Nos dias bons achava graça da pressa e do comportamento quase selvagem que a cidade impunha aos seus habitantes. Aquele dia não era um deles. Tomou uma cotovelada de alguém e empurrou em resposta. Ouviu uma voz de mulher gritar com ele. Mandou-a calar a boca, recebendo ameaças em resposta.

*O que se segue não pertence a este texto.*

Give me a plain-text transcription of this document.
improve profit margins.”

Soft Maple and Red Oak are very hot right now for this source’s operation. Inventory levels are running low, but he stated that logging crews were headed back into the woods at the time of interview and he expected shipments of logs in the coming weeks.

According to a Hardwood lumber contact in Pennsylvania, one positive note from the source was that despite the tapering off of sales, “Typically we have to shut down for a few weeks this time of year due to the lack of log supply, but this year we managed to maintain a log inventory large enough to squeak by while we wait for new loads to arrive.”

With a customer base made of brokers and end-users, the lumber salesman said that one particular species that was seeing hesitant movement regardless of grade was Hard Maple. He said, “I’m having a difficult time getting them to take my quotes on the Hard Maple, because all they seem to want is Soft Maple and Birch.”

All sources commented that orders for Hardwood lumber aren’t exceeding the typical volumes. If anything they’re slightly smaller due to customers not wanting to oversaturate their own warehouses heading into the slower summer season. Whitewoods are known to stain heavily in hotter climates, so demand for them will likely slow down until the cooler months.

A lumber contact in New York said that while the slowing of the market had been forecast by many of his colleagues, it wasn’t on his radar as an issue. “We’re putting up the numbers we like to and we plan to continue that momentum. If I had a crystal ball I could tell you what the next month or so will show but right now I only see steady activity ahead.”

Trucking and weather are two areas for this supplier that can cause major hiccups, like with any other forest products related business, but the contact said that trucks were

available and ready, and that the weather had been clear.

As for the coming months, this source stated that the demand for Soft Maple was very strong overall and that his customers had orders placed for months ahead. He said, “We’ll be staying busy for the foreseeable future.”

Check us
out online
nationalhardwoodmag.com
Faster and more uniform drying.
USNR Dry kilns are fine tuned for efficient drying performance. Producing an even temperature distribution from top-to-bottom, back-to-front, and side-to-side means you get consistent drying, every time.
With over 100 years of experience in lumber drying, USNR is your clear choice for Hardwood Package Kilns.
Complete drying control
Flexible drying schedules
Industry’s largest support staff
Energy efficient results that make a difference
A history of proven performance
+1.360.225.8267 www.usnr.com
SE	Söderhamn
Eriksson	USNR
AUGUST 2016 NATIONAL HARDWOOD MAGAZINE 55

Caminhou em direção ao trabalho. Na calçada um bêbado dormia o sono dos justos enquanto uma senhora pedia dinheiro para comprar bebida e cigarros. O cheiro era ruim, mas não tapou o nariz, como faziam todos os que passavam. Se havia aprendido algo naquela selva é que uns dias eram dos caçadores e outros das caças. Todos os que passavam, cedo ou tarde, encontrariam um predador maior que lhes taparia o nariz, assim como faziam com o bêbado. O suor já não manchava tanto a sua roupa e ele recuperara uma certa dignidade superficial, tão valorizada por todos. Apertou o interfone, deu um “bom dia” rude ao porteiro e subiu correndo pelas escadas, estava atrasado.
Lá entrando o chefe lhe esperava com um sorriso agressivo. Seu trabalho estava jogado em toda a mesa. Correra tanta só para ouvir o patrão dizer: “Além de fazer trabalho porco, o senhor é um. Está fedendo a suor. Não toma banho?”
Não respondeu e acertou-o no nariz. O sangue manchou a camisa do patrão. Não ligava. Deu as costas e foi embora, se preocuparia com emprego depois. Sabia que demoraria meses e meses para encontrar outro.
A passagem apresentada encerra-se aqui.